The Martian helicopter was launched from Earth along with the rover Perseverance as part of NASA's Mars 2020 mission, a part of NASA's Mars Exploration Program. The rover's mission is to identify martian environments that is capable of supporting life. One of its instruments includes the Radar Imager for Mars' Subsurface Experiment, which is a georadar developed by the Norwegian Defence Research Establishment, led by principal investigator Svein-Erik Hamran, and a team that includes scientists from Norway, Canada and the United States.

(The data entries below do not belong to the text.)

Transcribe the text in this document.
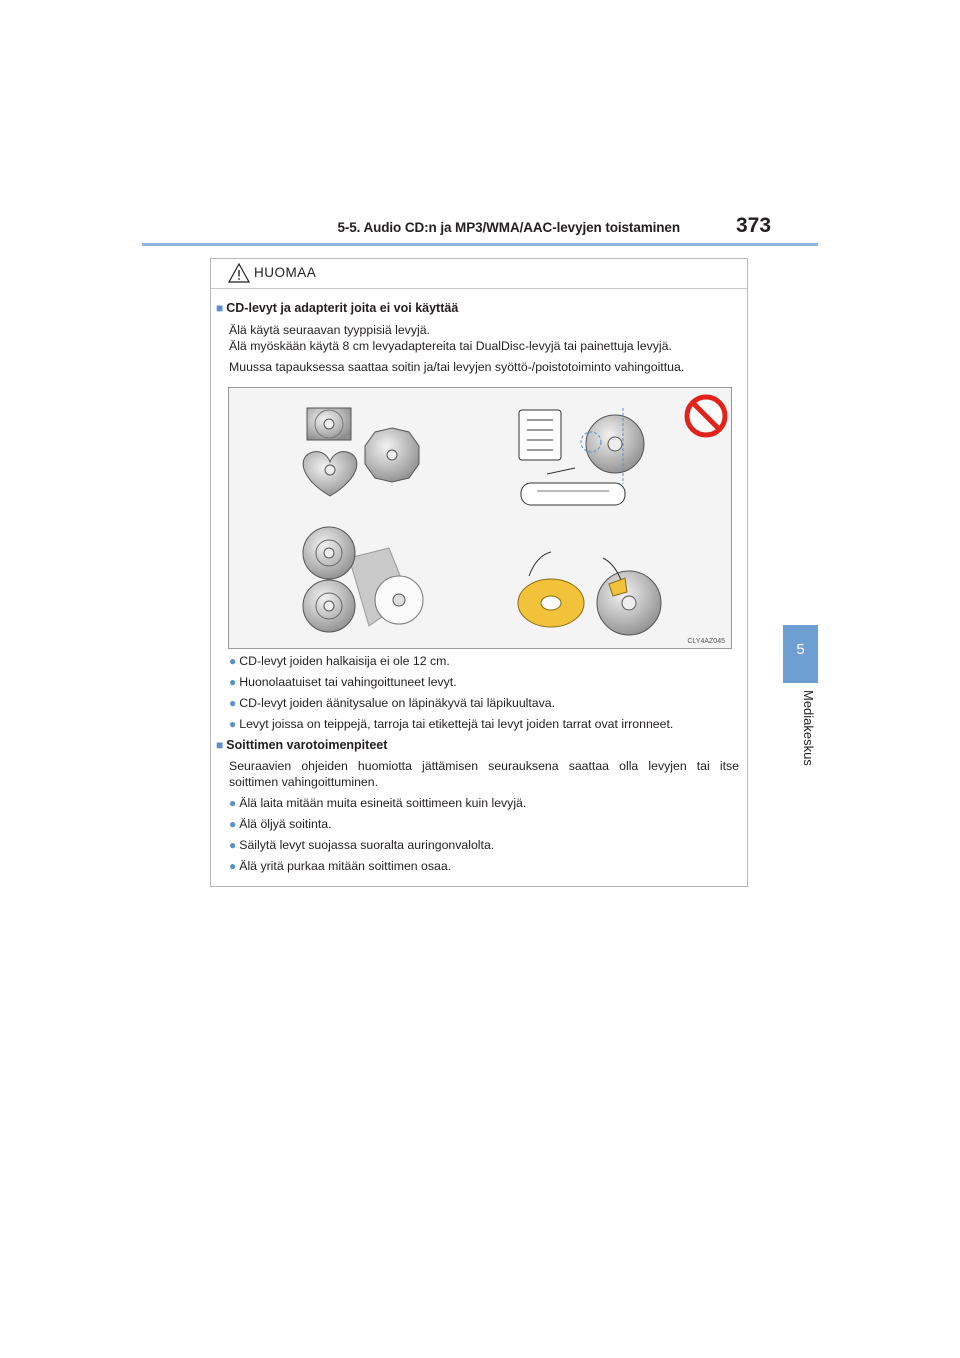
5-5. Audio CD:n ja MP3/WMA/AAC-levyjen toistaminen	373
5
Mediakeskus
HUOMAA
■ CD-levyt ja adapterit joita ei voi käyttää
Älä käytä seuraavan tyyppisiä levyjä.
Älä myöskään käytä 8 cm levyadaptereita tai DualDisc-levyjä tai painettuja levyjä.
Muussa tapauksessa saattaa soitin ja/tai levyjen syöttö-/poistotoiminto vahingoittua.
CLY4AZ045
● CD-levyt joiden halkaisija ei ole 12 cm.
● Huonolaatuiset tai vahingoittuneet levyt.
● CD-levyt joiden äänitysalue on läpinäkyvä tai läpikuultava.
● Levyt joissa on teippejä, tarroja tai etikettejä tai levyt joiden tarrat ovat irronneet.
■ Soittimen varotoimenpiteet
Seuraavien ohjeiden huomiotta jättämisen seurauksena saattaa olla levyjen tai itse
soittimen vahingoittuminen.
● Älä laita mitään muita esineitä soittimeen kuin levyjä.
● Älä öljyä soitinta.
● Säilytä levyt suojassa suoralta auringonvalolta.
● Älä yritä purkaa mitään soittimen osaa.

On April 19, 2021, at 11:30 UTC, Grip flew Ingenuity for 39.1 seconds, raising the helicopter vertically about 10 ft, rotating in place 96 degrees in a planned maneuver, and landing it successfully.

Grip's research interests include nonlinear control and observer design, navigation and vehicle state estimation, decentralized control of heterogeneous systems, and structurally based design techniques for stability and robustness of nonlinear systems.

== Selected publications ==
- H. F. Grip, A. Saberi, and T. A. Johansen, "Observers for interconnected nonlinear and linear systems," Automatica, vol. 48, no. 7, pp. 1339–1346, 2012.

- H. F. Grip, T. Yang, A. Saberi, and A. A. Stoorvogel, "Output synchronization for heterogeneous networks of non-introspective agents," Automatica, vol. 48, no. 10, pp. 2444–2453, 2012.

- H. F. Grip, L. Imsland, T. A. Johansen, J. C. Kalkkuhl, and A. Suissa, "Vehicle sideslip estimation: Design, implementation, and experimental validation," IEEE Control Systems Magazine, vol. 29, no. 5, pp. 36–52, 2009.